10. In the facts of the case considered by the Supreme Court there was a three tyre system of procurement. Village service co-operative societies procured agricultural produce from their respective members at prescribed price and made it over to the Primary Marketing Society which in turn made over the same to the assessee-society. The remuneration received by the assessee-society at the rate of Rs. 1 per maund was being divided between the apex society, the village co-operative society and the Primary Marketing Society in the ratio of paise 19:19:62. The assessee-society claimed exemption of its income thus received under s. 81(i)(c). Considering the wording of cl. (c) agricultural produce of its members Supreme Court took the view that the produce marketed must have been produced by members of the assessee-society. It was therefore held that since the agricultural produce marketed by the assessee was not the agricultural produce produced by its members, namely the primary co-operative society, the assessee cannot claim the benefit of the said exemption. It is true at the beginning of quoted portion reference is made to s. 81(i)(b) and (d) along with (c) while observing that the provision is intended to encourage basic level societies and it was held that these provisions are to be understood consistent with the above objective. But from the last sentence of the quoted portion it can be taken that if the Primary Society which is a member of the assessee-society itself was carrying on agricultural operation, marketing of its produce would entitle the assessee-society to claim the benefit. Apart from the above, the wording of cl. (c) and cl. (a) of s. 81(i) are different from cl. (d). The only condition to be satisfied under cl. (d) is that the society shall be engaged in the purchase of agricultural implements etc. intended for agriculture for the purpose of supplying them to its members. Similar is the difference in the wording of cls. (iii) and (v) of s. 80P(2)(a) from cl. (iv). It is clear from the facts of the case that the assessee-society satisfies the conditions under cl. (iv). The assessee is engaged in purchase of agricultural implements intended for agriculture purpose and it is supplying them to its members namely, A class member societies'.

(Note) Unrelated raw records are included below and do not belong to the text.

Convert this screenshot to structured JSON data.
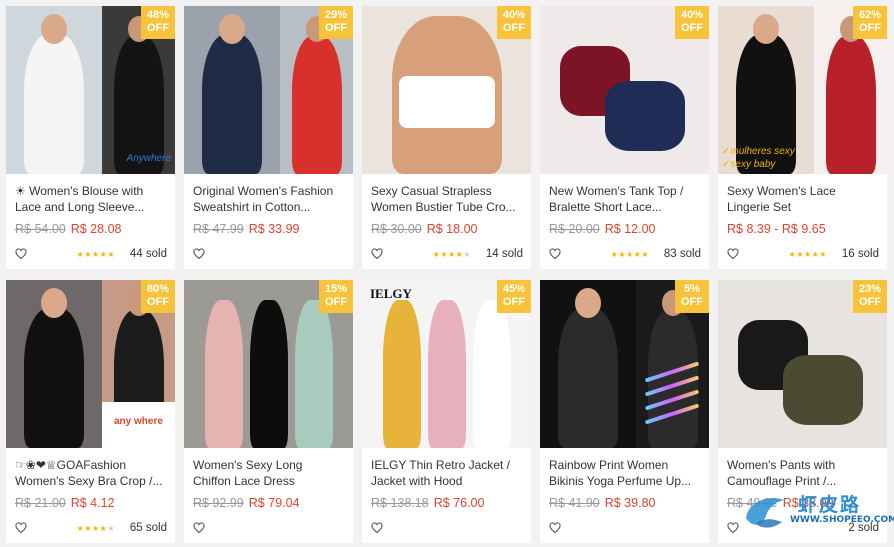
{
  "products": [
    {
      "badge_pct": "48%",
      "badge_off": "OFF",
      "title1": "☀ Women's Blouse with",
      "title2": "Lace and Long Sleeve...",
      "old_price": "R$ 54.00",
      "new_price": "R$ 28.08",
      "rating": 5,
      "sold": "44 sold",
      "caption": "Anywhere"
    },
    {
      "badge_pct": "29%",
      "badge_off": "OFF",
      "title1": "Original Women's Fashion",
      "title2": "Sweatshirt in Cotton...",
      "old_price": "R$ 47.99",
      "new_price": "R$ 33.99",
      "rating": 0,
      "sold": ""
    },
    {
      "badge_pct": "40%",
      "badge_off": "OFF",
      "title1": "Sexy Casual Strapless",
      "title2": "Women Bustier Tube Cro...",
      "old_price": "R$ 30.00",
      "new_price": "R$ 18.00",
      "rating": 4,
      "sold": "14 sold"
    },
    {
      "badge_pct": "40%",
      "badge_off": "OFF",
      "title1": "New Women's Tank Top /",
      "title2": "Bralette Short Lace...",
      "old_price": "R$ 20.00",
      "new_price": "R$ 12.00",
      "rating": 5,
      "sold": "83 sold"
    },
    {
      "badge_pct": "62%",
      "badge_off": "OFF",
      "title1": "Sexy Women's Lace",
      "title2": "Lingerie Set",
      "old_price": "",
      "new_price": "R$ 8.39 - R$ 9.65",
      "rating": 5,
      "sold": "16 sold",
      "caption1": "✓mulheres sexy",
      "caption2": "✓sexy baby"
    },
    {
      "badge_pct": "80%",
      "badge_off": "OFF",
      "title1": "☞❀❤♕GOAFashion",
      "title2": "Women's Sexy Bra Crop /...",
      "old_price": "R$ 21.00",
      "new_price": "R$ 4.12",
      "rating": 4,
      "sold": "65 sold",
      "caption": "any where"
    },
    {
      "badge_pct": "15%",
      "badge_off": "OFF",
      "title1": "Women's Sexy Long",
      "title2": "Chiffon Lace Dress",
      "old_price": "R$ 92.99",
      "new_price": "R$ 79.04",
      "rating": 0,
      "sold": ""
    },
    {
      "badge_pct": "45%",
      "badge_off": "OFF",
      "title1": "IELGY Thin Retro Jacket /",
      "title2": "Jacket with Hood",
      "old_price": "R$ 138.18",
      "new_price": "R$ 76.00",
      "rating": 0,
      "sold": "",
      "caption": "IELGY"
    },
    {
      "badge_pct": "5%",
      "badge_off": "OFF",
      "title1": "Rainbow Print Women",
      "title2": "Bikinis Yoga Perfume Up...",
      "old_price": "R$ 41.90",
      "new_price": "R$ 39.80",
      "rating": 0,
      "sold": ""
    },
    {
      "badge_pct": "23%",
      "badge_off": "OFF",
      "title1": "Women's Pants with",
      "title2": "Camouflage Print /...",
      "old_price": "R$ 49.00",
      "new_price": "R$ 38.00",
      "rating": 0,
      "sold": "2 sold"
    }
  ],
  "watermark": {
    "text": "虾皮路",
    "url": "WWW.SHOPEEO.COM"
  },
  "colors": {
    "badge": "#f6c33a",
    "price": "#e0442f",
    "star": "#f5b400"
  }
}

11. We therefore, find that the situation available in this case is entirely different from the facts of the case reported in (1994) 201 ITR 338 (supra). In the above case the Supreme Court had to consider marketing of agricultural produce of the members of the Society and not sale to members of the Society. So was the case in : [1994]207ITR319(Ker) (supra) which arose under S. 80P(2)(a)(iii).
12. In the light of the above discussion, we are inclined to take the view that even taking into consideration the dictum laid down by the Supreme Court in (1994) 201 ITR 338 (supra) the assessee was entitled to exemption under s. 80P(2)(a)(iv) of the Act. The question referred is thus answered in the affirmative in favour of the assessee and against the Revenue.